Action d'abjurer, se dit et de celui qui abjure et de la chose abjurée. L'abjuration de Henri IV. L'abjuration du calvinisme par ce prince. L'abjuration du christianisme par Porphyre. L'abjuration qu'il fit de ses plus chères amitiés. L'abjuration de ses anciens principes lui a fait le plus grand tort. Faire abjuration, se dit d'une cérémonie publique par laquelle on quitte sa religion et on entre dans le sein du catholicisme.
Elle fit abjuration au couvent de la Visitation , J. J. ROUSS. , Conf. I I
On a prétendu qu'il ne pouvait y avoir abjuration que dans le sein du christianisme, c'est-à-dire que le mot ne s'employait que pour exprimer l'action de passer d'une secte chrétienne dissidente dans le sein du catholicisme. Cela n'est pas fondé. Abjuration ne comporte rien d'aussi précis ; et on peut dire en parlant d'un juif : l'abjuration du judaïsme. XVe s.

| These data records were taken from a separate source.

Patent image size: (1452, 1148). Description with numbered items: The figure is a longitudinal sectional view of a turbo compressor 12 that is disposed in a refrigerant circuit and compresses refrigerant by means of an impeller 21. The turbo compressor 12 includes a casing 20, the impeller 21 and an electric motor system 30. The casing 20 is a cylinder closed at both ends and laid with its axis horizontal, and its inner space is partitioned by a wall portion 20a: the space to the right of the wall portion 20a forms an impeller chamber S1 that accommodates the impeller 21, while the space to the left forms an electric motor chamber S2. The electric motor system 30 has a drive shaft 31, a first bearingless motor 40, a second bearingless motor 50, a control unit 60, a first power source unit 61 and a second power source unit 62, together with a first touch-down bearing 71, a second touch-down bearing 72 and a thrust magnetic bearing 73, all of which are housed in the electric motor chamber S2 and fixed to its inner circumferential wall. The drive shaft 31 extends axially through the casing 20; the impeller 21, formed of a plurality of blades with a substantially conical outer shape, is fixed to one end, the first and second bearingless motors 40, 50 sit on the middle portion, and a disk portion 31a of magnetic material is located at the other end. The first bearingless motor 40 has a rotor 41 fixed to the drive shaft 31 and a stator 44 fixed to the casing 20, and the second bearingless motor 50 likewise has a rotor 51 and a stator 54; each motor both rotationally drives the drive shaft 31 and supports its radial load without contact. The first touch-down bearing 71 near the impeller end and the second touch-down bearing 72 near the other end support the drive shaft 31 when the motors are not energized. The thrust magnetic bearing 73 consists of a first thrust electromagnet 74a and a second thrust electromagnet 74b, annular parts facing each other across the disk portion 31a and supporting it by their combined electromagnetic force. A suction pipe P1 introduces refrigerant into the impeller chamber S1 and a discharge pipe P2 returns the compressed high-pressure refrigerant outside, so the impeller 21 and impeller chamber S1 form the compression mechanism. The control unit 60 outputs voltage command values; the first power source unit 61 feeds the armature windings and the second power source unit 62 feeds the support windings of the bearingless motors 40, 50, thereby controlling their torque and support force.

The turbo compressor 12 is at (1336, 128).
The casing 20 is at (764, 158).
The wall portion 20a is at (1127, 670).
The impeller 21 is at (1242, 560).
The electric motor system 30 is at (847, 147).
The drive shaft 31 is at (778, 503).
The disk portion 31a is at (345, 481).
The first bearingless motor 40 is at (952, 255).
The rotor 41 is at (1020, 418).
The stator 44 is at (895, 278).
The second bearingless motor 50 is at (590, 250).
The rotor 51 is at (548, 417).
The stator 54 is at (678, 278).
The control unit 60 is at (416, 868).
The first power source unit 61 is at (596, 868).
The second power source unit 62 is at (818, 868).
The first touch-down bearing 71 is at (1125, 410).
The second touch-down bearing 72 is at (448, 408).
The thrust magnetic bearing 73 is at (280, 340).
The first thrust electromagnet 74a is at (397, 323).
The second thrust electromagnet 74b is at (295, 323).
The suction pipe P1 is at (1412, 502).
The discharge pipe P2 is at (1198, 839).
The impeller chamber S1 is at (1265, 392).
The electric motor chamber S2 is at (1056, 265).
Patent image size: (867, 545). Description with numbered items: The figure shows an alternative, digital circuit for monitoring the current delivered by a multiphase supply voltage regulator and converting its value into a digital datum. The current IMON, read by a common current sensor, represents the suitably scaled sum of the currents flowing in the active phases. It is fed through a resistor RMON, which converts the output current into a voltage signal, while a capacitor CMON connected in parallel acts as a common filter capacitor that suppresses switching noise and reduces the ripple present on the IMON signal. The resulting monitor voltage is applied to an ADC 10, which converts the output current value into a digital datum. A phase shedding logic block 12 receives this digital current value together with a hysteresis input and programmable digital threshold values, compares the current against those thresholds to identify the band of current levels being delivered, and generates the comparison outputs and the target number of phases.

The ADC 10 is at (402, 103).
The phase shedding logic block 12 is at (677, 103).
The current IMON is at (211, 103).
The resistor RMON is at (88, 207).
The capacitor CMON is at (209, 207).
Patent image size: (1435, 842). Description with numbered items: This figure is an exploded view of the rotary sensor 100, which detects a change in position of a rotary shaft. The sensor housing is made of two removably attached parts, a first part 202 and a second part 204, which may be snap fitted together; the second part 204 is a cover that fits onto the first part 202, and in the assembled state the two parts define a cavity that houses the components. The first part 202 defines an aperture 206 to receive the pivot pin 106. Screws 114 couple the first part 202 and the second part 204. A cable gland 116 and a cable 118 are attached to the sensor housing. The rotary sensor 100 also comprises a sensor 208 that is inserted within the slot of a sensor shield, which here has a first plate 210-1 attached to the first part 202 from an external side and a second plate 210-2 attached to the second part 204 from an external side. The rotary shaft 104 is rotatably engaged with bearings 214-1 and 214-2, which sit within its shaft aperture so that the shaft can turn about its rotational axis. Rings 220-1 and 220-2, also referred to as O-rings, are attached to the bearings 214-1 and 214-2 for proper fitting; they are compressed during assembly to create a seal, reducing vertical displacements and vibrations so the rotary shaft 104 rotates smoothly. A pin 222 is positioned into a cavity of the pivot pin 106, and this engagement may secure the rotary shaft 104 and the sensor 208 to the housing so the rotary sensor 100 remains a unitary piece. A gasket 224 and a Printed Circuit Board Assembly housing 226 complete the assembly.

Abjuration est un serrement que home ou feme prennent, quant ils ont commise felonie, et fui à l'Eglise pour tuition de leurs vies, eslisant plustost perpetuel banissement que à ester à la loi , DU CANGE , abjuratio.
XVIe s.
Ce fut là où les jesuites dresserent la forme d'abjuration que nous avons alleguée , D'AUB. , Hist. II, 484
Abjuratio, de abjurare, abjurer (voy. ABJUREP).